It is a sordid reflection on criminal dereliction of a Constitutionally-mandated duty. Using uncharacteristically powerful language, the Supreme Court has held the Central and state governments accountable for the unchecked spate of mob lynching that has raised doubts over whether we are living in a civilised society in which the rule of law prevails.
Unquestionably it is a collective shame, but Raisina Hill cannot wriggle out of taking the lion’s share of the blame. For this is no ordinary break-down of law and order: most of the lynchings have an underpinning that indicts the overly religious slant of the present dispensation ~ cow vigilantes are the creation of a minority-targeted campaign over the consumption of beef.
That, conveniently, extends to all bovine flesh though the slaughter of buffaloes is not illegal. It is no mere coincidence that allied targets are those sections of the Dalit community who eke out their existence by skinning dead animals for the leather industry.
To deem the police responsible for allowing mob rule to dominate the streets is a sinister over-simplification ~ the cops were wary of acting against those who enjoy political patronage: witness two union ministers felicitating persons duly convicted for cow-related lynching.
Both retain their places in the political establishment, as do the several others who escaped retribution for telling beef-eaters “to go to Pakistan”, or who divided society into “Ramzadas” and “haramzadas”. The silence of those in power has fuelled the bloodletting, permitted a climate to spread in which, now, rumour-mongering unleashes the genie that cannot be put back into the bottle ~ more so since that genie also delivers votes.
Only token comfort can be drawn by the ruling party that the court ~ several of its comments and observations will surely become oft-quoted passages of judicial scripture ~ has called upon Parliament to enact lynching-specific legislation (many might wonder if that was necessary, if only the existing laws were faithfully implemented) for it will be the Treasury that will have to pilot the legislation that actually exposes its own incompetence, or skewed thinking.
Coming as it did on the eve of the apex legislature’s session, the order from the bench headed by the Chief Justice of India will definitely exacerbate the turbulence in the colonnaded citadel of Indian democracy. Sadly, political mud-slinging ~ like vigilantism and lynching ~ is the forum’s equivalent of the “new normal” that their Lordships have so forcefully deprecated.

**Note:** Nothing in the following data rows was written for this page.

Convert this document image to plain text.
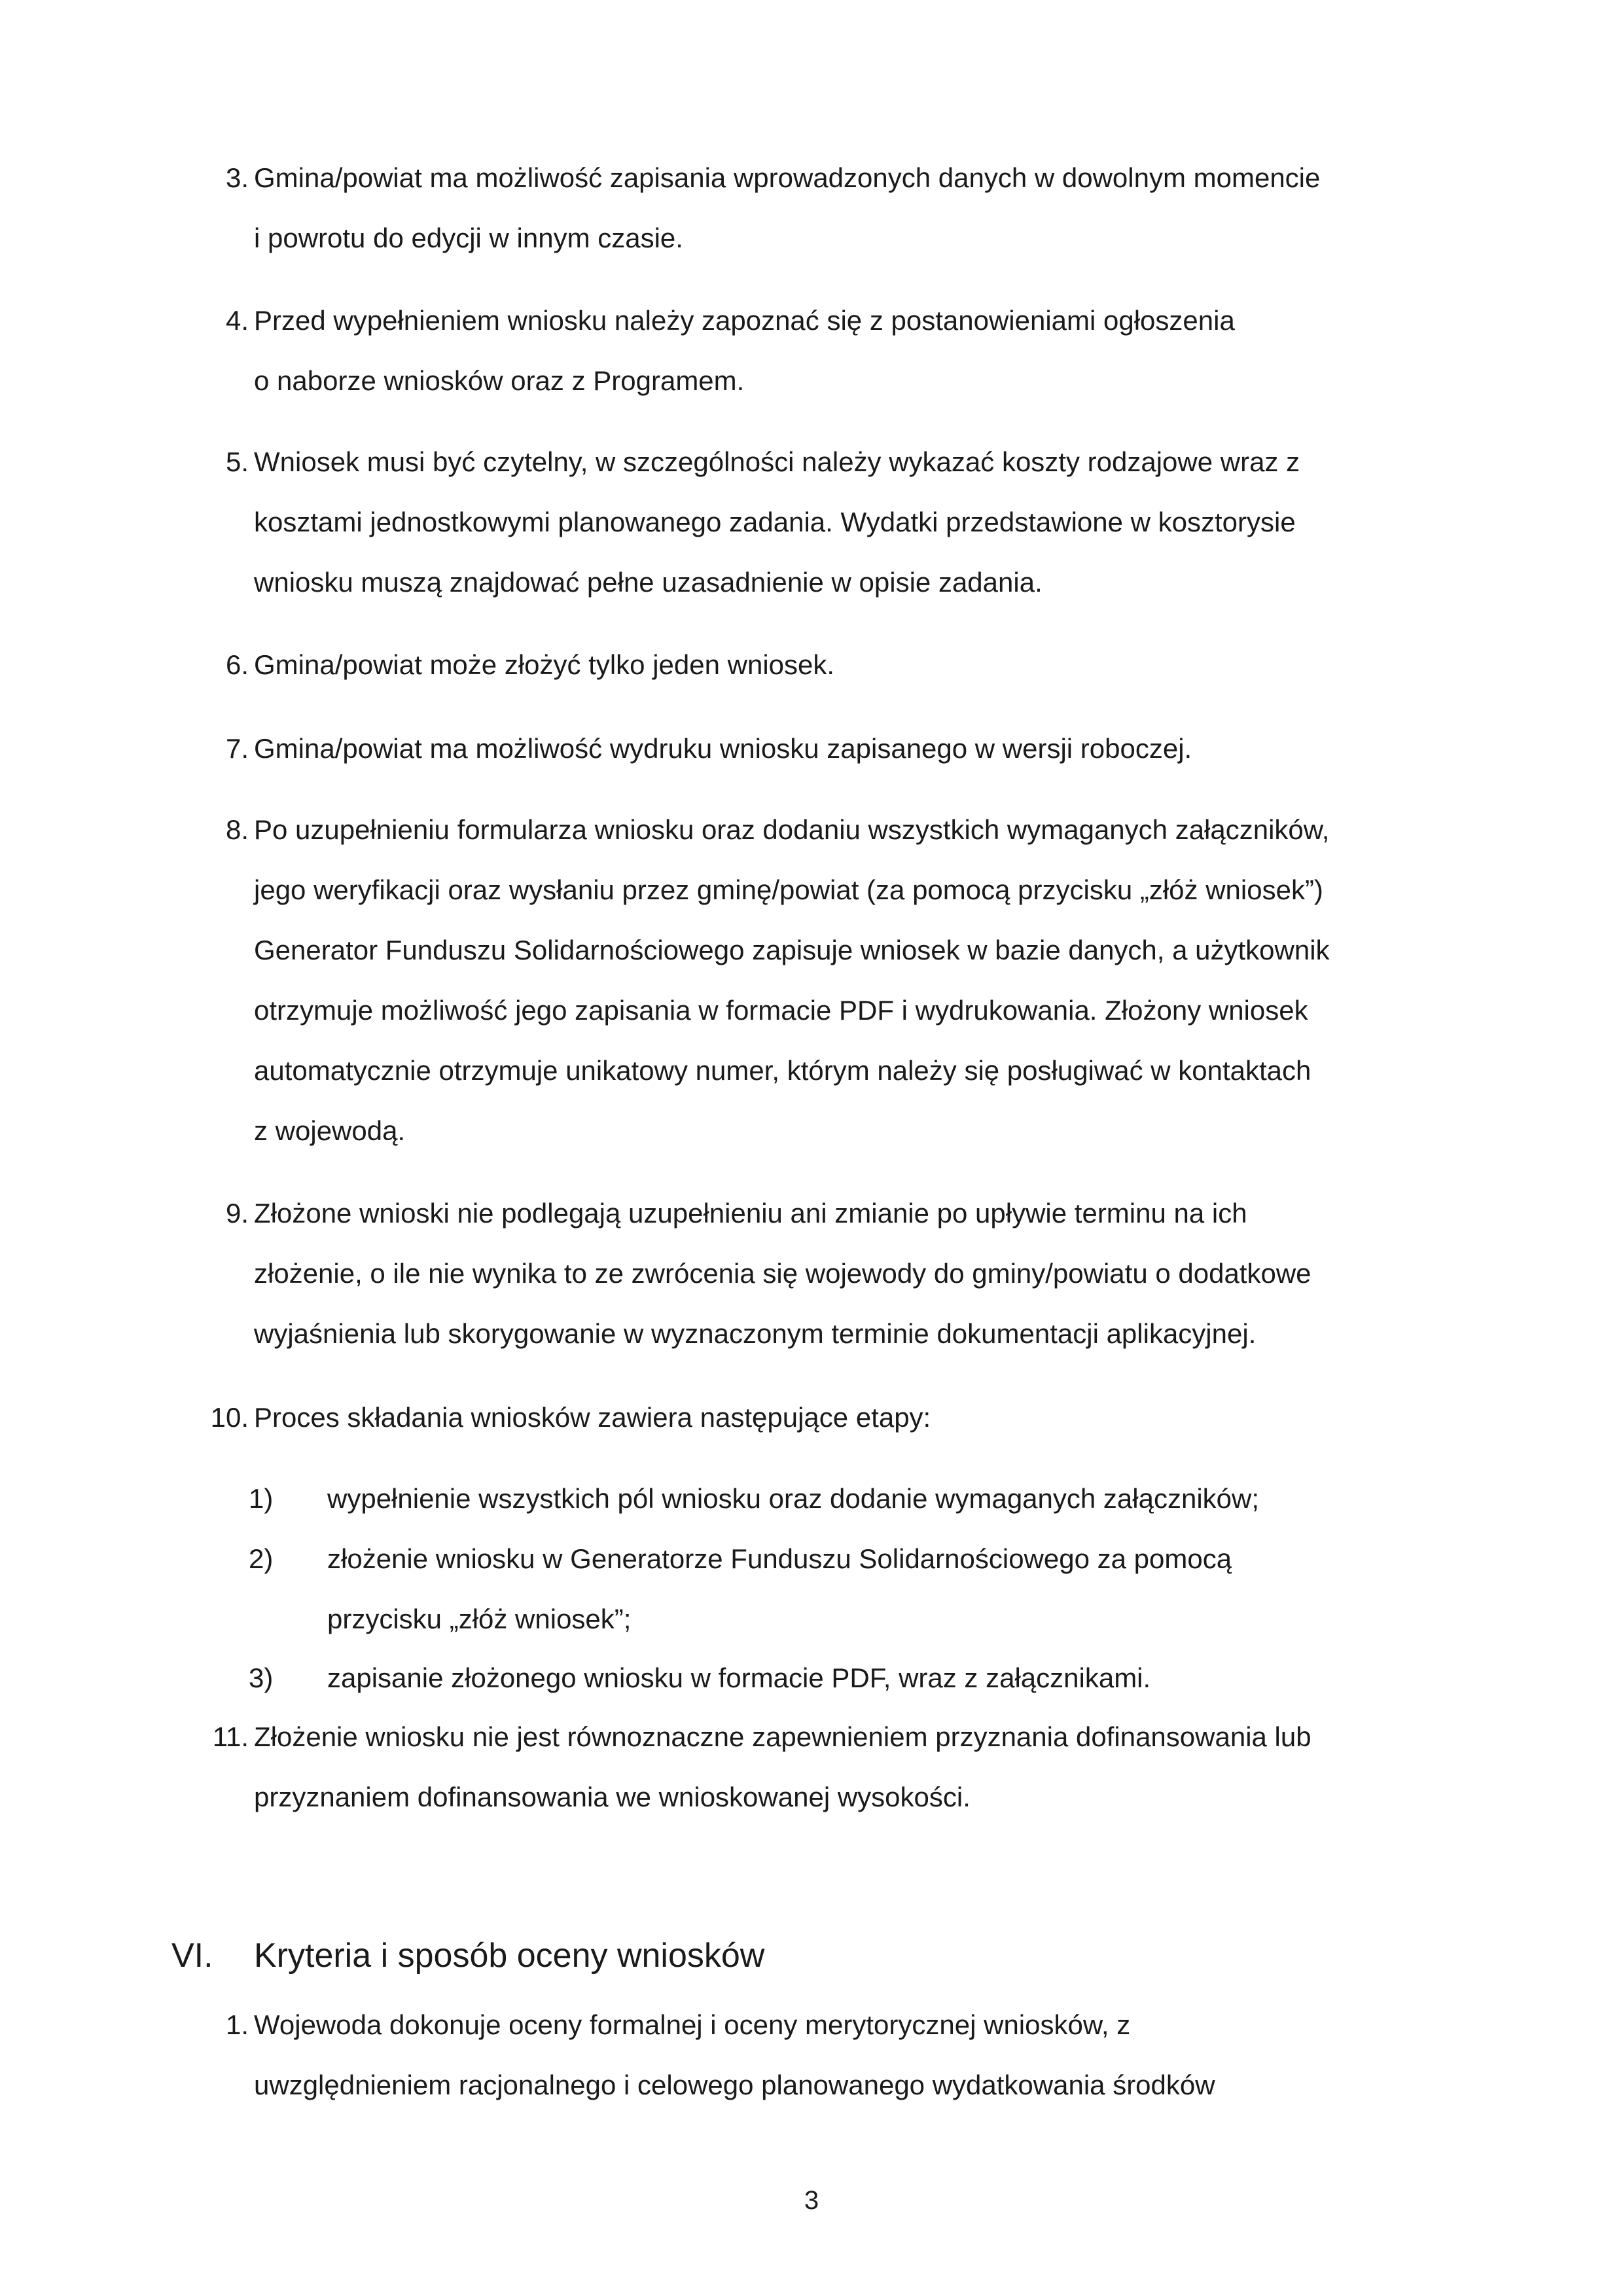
3. Gmina/powiat ma możliwość zapisania wprowadzonych danych w dowolnym momencie
i powrotu do edycji w innym czasie.
4. Przed wypełnieniem wniosku należy zapoznać się z postanowieniami ogłoszenia
o naborze wniosków oraz z Programem.
5. Wniosek musi być czytelny, w szczególności należy wykazać koszty rodzajowe wraz z
kosztami jednostkowymi planowanego zadania. Wydatki przedstawione w kosztorysie
wniosku muszą znajdować pełne uzasadnienie w opisie zadania.
6. Gmina/powiat może złożyć tylko jeden wniosek.
7. Gmina/powiat ma możliwość wydruku wniosku zapisanego w wersji roboczej.
8. Po uzupełnieniu formularza wniosku oraz dodaniu wszystkich wymaganych załączników,
jego weryfikacji oraz wysłaniu przez gminę/powiat (za pomocą przycisku „złóż wniosek”)
Generator Funduszu Solidarnościowego zapisuje wniosek w bazie danych, a użytkownik
otrzymuje możliwość jego zapisania w formacie PDF i wydrukowania. Złożony wniosek
automatycznie otrzymuje unikatowy numer, którym należy się posługiwać w kontaktach
z wojewodą.
9. Złożone wnioski nie podlegają uzupełnieniu ani zmianie po upływie terminu na ich
złożenie, o ile nie wynika to ze zwrócenia się wojewody do gminy/powiatu o dodatkowe
wyjaśnienia lub skorygowanie w wyznaczonym terminie dokumentacji aplikacyjnej.
10. Proces składania wniosków zawiera następujące etapy:
1)	wypełnienie wszystkich pól wniosku oraz dodanie wymaganych załączników;
2)	złożenie wniosku w Generatorze Funduszu Solidarnościowego za pomocą
przycisku „złóż wniosek”;
3)	zapisanie złożonego wniosku w formacie PDF, wraz z załącznikami.
11. Złożenie wniosku nie jest równoznaczne zapewnieniem przyznania dofinansowania lub
przyznaniem dofinansowania we wnioskowanej wysokości.
VI. Kryteria i sposób oceny wniosków
1. Wojewoda dokonuje oceny formalnej i oceny merytorycznej wniosków, z
uwzględnieniem racjonalnego i celowego planowanego wydatkowania środków
3
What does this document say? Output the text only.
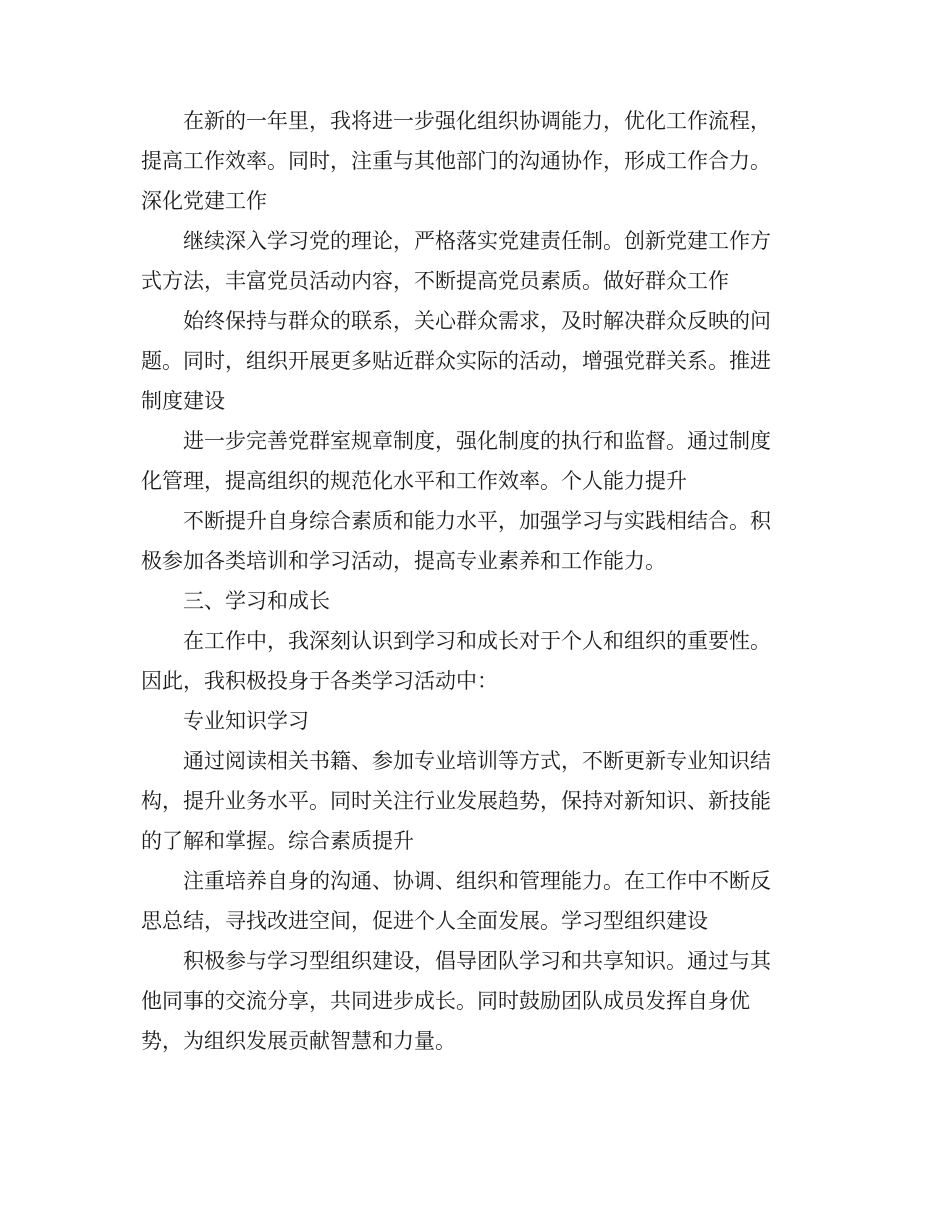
在新的一年里，我将进一步强化组织协调能力，优化工作流程，
提高工作效率。同时，注重与其他部门的沟通协作，形成工作合力。
深化党建工作
继续深入学习党的理论，严格落实党建责任制。创新党建工作方
式方法，丰富党员活动内容，不断提高党员素质。做好群众工作
始终保持与群众的联系，关心群众需求，及时解决群众反映的问
题。同时，组织开展更多贴近群众实际的活动，增强党群关系。推进
制度建设
进一步完善党群室规章制度，强化制度的执行和监督。通过制度
化管理，提高组织的规范化水平和工作效率。个人能力提升
不断提升自身综合素质和能力水平，加强学习与实践相结合。积
极参加各类培训和学习活动，提高专业素养和工作能力。
三、学习和成长
在工作中，我深刻认识到学习和成长对于个人和组织的重要性。
因此，我积极投身于各类学习活动中：
专业知识学习
通过阅读相关书籍、参加专业培训等方式，不断更新专业知识结
构，提升业务水平。同时关注行业发展趋势，保持对新知识、新技能
的了解和掌握。综合素质提升
注重培养自身的沟通、协调、组织和管理能力。在工作中不断反
思总结，寻找改进空间，促进个人全面发展。学习型组织建设
积极参与学习型组织建设，倡导团队学习和共享知识。通过与其
他同事的交流分享，共同进步成长。同时鼓励团队成员发挥自身优
势，为组织发展贡献智慧和力量。
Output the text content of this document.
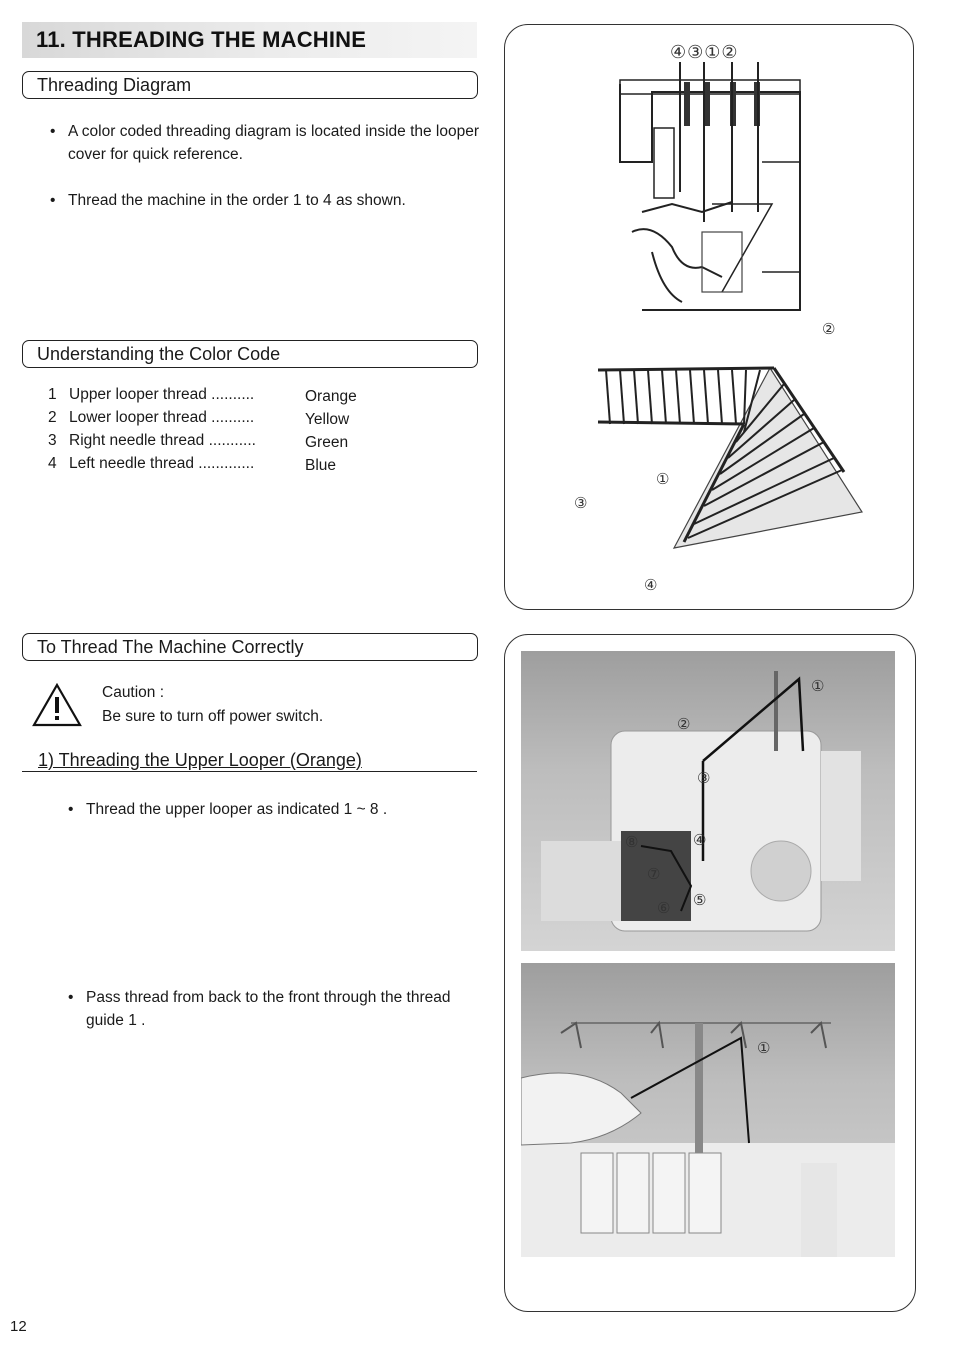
11. THREADING THE MACHINE
Threading Diagram
• A color coded threading diagram is located inside the looper cover for quick reference.
• Thread the machine in the order 1 to 4 as shown.
Understanding the Color Code
1 Upper looper thread ..........	Orange
2 Lower looper thread ..........	Yellow
3 Right needle thread ...........	Green
4 Left needle thread .............	Blue
To Thread The Machine Correctly
Caution :
Be sure to turn off power switch.
1) Threading the Upper Looper (Orange)
• Thread the upper looper as indicated 1 ~ 8 .
• Pass thread from back to the front through the thread guide 1 .
④③①②
②
①
③
④
①
②
③
④
⑤
⑥
⑦
⑧
①
12
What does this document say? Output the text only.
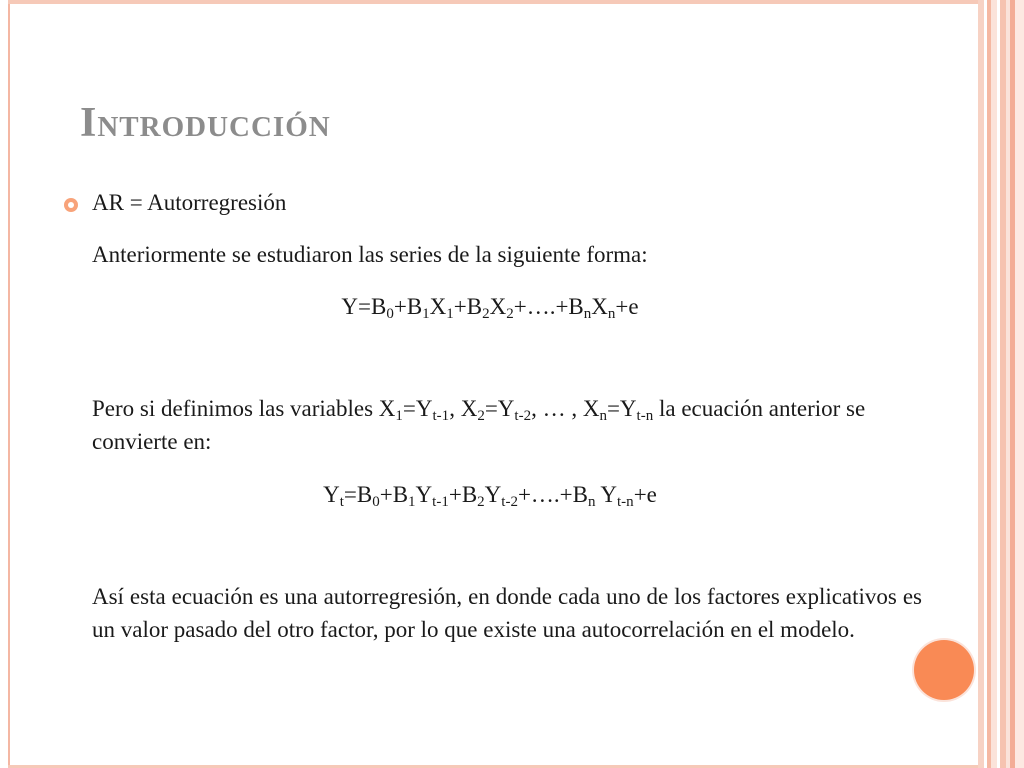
Introducción

AR = Autorregresión

Anteriormente se estudiaron las series de la siguiente forma:

$Y=B_0+B_1X_1+B_2X_2+\dots.+B_nX_n+e$
Pero si definimos las variables $X_1=Y_{t-1}$, $X_2=Y_{t-2}$, … , $X_n=Y_{t-n}$ la ecuación anterior se convierte en:
$Y_t=B_0+B_1Y_{t-1}+B_2Y_{t-2}+\dots.+B_n$ $Y_{t-n}+e$

Así esta ecuación es una autorregresión, en donde cada uno de los factores explicativos es un valor pasado del otro factor, por lo que existe una autocorrelación en el modelo.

The court has issued a series of directives to both the Central and state governments, how effectively it will monitor how those are being implemented will be anxiously followed by all those who honour what the Founding Fathers had commanded. That the Supreme Court had to draw the attention of government(s) to fundamental responsibilities is a pathetic projection of the prevailing quality of governance. India stands shamed, self-denigrated.